Demokratik açılım ile ilgili olarak konuşan Başbakan Erdoğan, "30 yıldır bazı evlere, ocaklara, ateş düştü. Gece yarısı telefon acı acı çaldı. Gece yarısı eve geldiler, 'anacığım çocuğun dağda şehit düştü' dediler. Bilir misiniz bebekler dünyaya geldiğinde cennetin kokusunu üzerlerinde taşırlar. Bebekler saftır ve temizdir. Yavrusunu bekleyen bir anne, evladının dağ gibi yere yığıldığını nasıl hisseder, bunu anlayabiliyor musunuz? Aneleler, çocuklarını ninniler ile gece-gündüz uykusuz, şarkılarla,
türkülerle büyüttü. Ama mürüvvetini göremeden kara toprağa verdi. Bu ülkenin kuzeyinde, güneyinde, batısında anneler ve babalar bu acıyı yaşadı. Kim kazandı? Annelerin kaybettiği bir ortamda hiç kimse kazanamaz. Kazanan ancak kan tacirleri, istismarcılar ve silah tüccarları olur. Bu acıyı fazla taşıyamayız. Dünya Kadınlar Günü'nü buruk yaşamak istemiyoruz. Bayramları buruk yaşamak istemiyoruz. Doğudaki acıyı batı da paylaştı. Artık ayrı gayrıya tahammülümüz yok. Bugün kaynaşma ve dayanışma zamanıdır.
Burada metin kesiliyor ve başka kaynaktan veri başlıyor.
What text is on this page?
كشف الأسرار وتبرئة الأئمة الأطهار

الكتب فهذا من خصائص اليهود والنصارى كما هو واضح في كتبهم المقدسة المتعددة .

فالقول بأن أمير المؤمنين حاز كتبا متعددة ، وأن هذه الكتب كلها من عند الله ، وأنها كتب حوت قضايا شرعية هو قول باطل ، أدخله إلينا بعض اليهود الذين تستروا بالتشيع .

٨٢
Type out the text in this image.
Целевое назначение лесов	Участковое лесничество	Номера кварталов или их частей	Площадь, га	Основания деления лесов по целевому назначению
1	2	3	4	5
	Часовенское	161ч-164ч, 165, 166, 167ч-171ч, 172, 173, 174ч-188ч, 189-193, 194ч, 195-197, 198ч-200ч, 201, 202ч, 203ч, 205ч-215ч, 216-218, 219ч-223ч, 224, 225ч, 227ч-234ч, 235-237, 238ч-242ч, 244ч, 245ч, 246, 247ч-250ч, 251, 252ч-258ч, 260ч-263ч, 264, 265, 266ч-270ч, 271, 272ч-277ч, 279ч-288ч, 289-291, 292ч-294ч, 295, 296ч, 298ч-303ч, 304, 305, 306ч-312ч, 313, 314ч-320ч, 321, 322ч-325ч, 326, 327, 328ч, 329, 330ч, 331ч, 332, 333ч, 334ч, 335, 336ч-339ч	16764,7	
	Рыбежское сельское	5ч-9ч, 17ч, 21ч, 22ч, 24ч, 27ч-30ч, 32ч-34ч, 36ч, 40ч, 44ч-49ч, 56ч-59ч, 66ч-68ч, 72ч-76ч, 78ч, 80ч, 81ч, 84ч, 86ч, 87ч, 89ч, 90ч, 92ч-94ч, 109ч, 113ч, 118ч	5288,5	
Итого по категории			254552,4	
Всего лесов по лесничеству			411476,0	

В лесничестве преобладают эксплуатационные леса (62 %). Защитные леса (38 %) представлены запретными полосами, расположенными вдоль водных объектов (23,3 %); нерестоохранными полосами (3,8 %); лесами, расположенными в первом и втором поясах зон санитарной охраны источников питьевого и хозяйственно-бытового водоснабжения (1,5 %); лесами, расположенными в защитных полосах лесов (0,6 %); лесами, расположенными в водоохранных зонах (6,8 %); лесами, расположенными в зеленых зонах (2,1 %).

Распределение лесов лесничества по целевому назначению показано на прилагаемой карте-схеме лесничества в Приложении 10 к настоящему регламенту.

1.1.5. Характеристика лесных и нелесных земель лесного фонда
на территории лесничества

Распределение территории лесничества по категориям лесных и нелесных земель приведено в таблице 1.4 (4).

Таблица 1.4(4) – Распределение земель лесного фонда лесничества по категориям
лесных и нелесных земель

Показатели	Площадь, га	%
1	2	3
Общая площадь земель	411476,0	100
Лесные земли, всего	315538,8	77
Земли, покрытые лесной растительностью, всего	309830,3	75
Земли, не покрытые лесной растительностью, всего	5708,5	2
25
Ülkemin bütün annelerinden bu acıyı durdurmak için yüreklerini ortaya koymalarını rica ediyorum. Bölücü terör örgütüne destek veren annelere de sesleniyorum. Evladını kaybeden annelerin yerine kendinizi koyun ve düşünün. Evlatlarınızın dağlara terörist olarak çıkmasına izin vermeyin. 70 milyon olarak diri ve birlikte olalım. Nifak tohumlarını söküp atacak olanlar önce kadınlar ve annelerdir. Demokratik açılım sürecini başlattık. Bu projeye 'Milli Birlik ve kardeşlik projesi' dedik. Gerçekten milli birlik
ve kardeşlik istiyoruz. Hangi etnik kökene sahip olursa olsun, hangi inanca sahip olursa olsun birinci sınıf vatandaş olarak yaşantısını sürdürsün. Bu isteğin arkasına güçlü bir irade koyduk. Kürt'ü, Çerkez'i, Laz'ı, Arnavut'u ile hep bir olalım ve yaratılanı yaratandan ötürü sevelim. Alevi imiş Sünni imiş. Bu ayırımları elimizin tersiyle itelim. Birbirinize saygı duyalım. İnanıyorum ki anneler bunları aşacaklar. Bin yıldır olduğu gibi bugün de birlikte olacağız. Biz bir olursak Türkiye güçlü olur"
görüşlerini dile getirdi.
Başbakan Erdoğan kalkınma ile ilgili olarak da şunları ifade etti:
"GAP, DAP, KOP projeleri var. 356 kilometre duble yol yaptık. Bizden önce 26 kilometreydi. Yol medeniyettir, bunu başaracağız. Bu millete bu yakışır. Suya hasret kalan topraklar, bu bölgede suyla buluşuyor. Herkes petrolü ile övünürken, biz de bunlarla övünüyoruz. İthalat durdu. Gıda ithal eden ülke değiliz. Kısa bir süre sonra ise ihraç eden bir ülke olacağız."
Başbakan Erdoğan kadınların Dünya Kadınlar Günü'nü kutladı.